Having data through August, when only a small number of the patients in the study remained in the hospital, was important—though data are missing on a small number of patients. And even though patients who were discharged to their homes or a rehabilitation facility will likely have a long recovery ahead after the intensive level of care involved in ECMO, they are likely to survive based on past data. However, the fate of those who went to LTAC facilities, which provide long-term care at a near-ICU level, is less certain.
More about the study and next steps
More than half of the patients in the study were treated in hospitals in the United States and Canada, including Michigan Medicine’s own hospitals. U-M’s Robert Bartlett, M.D., emeritus professor of surgery and a co-author of the new paper, is considered a key figure in the development of ECMO, including the first use in adults in the 1980s. Bartlett led the development of the initial guidance for the use of ECMO in COVID-19.
“ECMO is the final step in the algorithm for managing life-threatening lung failure in advanced ICUs,” says Bartlett. “Now we know it is effective in COVID-19.”
As of August 5, 380 of the patients in the study had died in the hospital, more than 80% of them within 24 hours of a proactive decision to discontinue ECMO care because of a poor prognosis. Of the remaining patients 57% had gone home or to a rehabilitation center (311 patients); had been discharged to another hospital or a long-term acute care center (277 patients). The rest were still in the hospital but had reached 90 days after start of ECMO.

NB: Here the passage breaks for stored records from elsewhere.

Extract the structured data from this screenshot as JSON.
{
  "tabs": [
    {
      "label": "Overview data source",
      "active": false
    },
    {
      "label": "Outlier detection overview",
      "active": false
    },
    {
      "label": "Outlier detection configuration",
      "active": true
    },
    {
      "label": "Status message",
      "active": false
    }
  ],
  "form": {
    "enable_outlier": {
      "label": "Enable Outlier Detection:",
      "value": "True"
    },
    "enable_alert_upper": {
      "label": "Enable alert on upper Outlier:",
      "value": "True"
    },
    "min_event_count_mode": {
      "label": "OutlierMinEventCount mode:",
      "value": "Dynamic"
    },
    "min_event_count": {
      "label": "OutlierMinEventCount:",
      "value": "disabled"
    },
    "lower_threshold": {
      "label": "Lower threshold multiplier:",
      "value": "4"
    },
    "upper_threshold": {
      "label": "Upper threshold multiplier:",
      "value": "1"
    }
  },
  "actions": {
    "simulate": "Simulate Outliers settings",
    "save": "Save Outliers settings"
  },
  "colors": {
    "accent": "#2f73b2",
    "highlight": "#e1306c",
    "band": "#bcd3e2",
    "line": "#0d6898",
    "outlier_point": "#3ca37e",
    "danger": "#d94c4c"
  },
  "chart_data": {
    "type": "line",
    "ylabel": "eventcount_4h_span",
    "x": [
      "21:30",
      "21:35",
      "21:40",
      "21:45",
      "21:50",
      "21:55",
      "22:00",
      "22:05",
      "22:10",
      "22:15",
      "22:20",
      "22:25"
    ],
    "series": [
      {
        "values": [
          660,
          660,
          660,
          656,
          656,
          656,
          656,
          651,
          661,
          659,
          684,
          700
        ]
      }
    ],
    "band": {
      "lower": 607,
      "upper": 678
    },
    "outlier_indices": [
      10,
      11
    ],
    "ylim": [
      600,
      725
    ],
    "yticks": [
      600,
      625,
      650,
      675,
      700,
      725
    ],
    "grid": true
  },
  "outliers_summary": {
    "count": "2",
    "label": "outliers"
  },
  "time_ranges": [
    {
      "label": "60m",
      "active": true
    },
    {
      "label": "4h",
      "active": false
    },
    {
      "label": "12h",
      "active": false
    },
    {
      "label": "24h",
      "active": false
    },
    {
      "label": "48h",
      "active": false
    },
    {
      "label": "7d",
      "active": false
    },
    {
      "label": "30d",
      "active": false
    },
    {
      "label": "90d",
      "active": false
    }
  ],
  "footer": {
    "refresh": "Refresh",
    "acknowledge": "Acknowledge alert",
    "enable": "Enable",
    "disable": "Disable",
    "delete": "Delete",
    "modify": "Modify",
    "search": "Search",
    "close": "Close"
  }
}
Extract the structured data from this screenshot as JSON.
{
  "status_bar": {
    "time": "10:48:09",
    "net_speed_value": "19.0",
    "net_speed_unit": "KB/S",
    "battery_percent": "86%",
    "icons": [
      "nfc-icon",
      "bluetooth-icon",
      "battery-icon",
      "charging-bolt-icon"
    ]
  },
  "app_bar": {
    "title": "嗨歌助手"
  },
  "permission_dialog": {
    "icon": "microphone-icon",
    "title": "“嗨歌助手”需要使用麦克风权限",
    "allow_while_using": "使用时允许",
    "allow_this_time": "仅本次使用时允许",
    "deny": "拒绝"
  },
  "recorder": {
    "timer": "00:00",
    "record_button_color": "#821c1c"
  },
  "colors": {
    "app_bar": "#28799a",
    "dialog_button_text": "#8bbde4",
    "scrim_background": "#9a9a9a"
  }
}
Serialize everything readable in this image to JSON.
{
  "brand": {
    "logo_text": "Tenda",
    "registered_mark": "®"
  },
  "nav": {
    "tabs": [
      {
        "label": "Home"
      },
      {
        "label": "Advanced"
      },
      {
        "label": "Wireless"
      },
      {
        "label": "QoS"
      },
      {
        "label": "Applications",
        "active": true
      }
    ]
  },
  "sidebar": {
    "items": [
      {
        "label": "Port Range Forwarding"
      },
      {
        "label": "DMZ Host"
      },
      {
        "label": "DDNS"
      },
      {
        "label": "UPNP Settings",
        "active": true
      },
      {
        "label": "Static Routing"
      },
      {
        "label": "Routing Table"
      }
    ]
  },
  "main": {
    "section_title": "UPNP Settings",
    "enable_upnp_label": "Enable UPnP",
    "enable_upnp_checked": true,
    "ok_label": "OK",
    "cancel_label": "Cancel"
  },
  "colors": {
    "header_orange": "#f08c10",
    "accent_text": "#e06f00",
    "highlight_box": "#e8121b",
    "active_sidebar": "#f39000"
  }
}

The new study adds to the information used to create the ECMO COVID-19 guidelines published by ELSO, which is in part based on past randomized controlled trials of ECMO’s use in ARDS.
Barbaro and others are studying the longer-term effects of ECMO care for any patient; he leads a team that has recently received a National Institutes of Health grant for a long-term study of children who have survived after treatment with ECMO.
Meanwhile, the ELSO registry continues to track the care of patients placed on ECMO because of COVID-19. Christine Stead, the chief executive officer of ELSO, credits the rapid pivot and intense teamwork among ECMO centers and their staff for the strength of the new paper.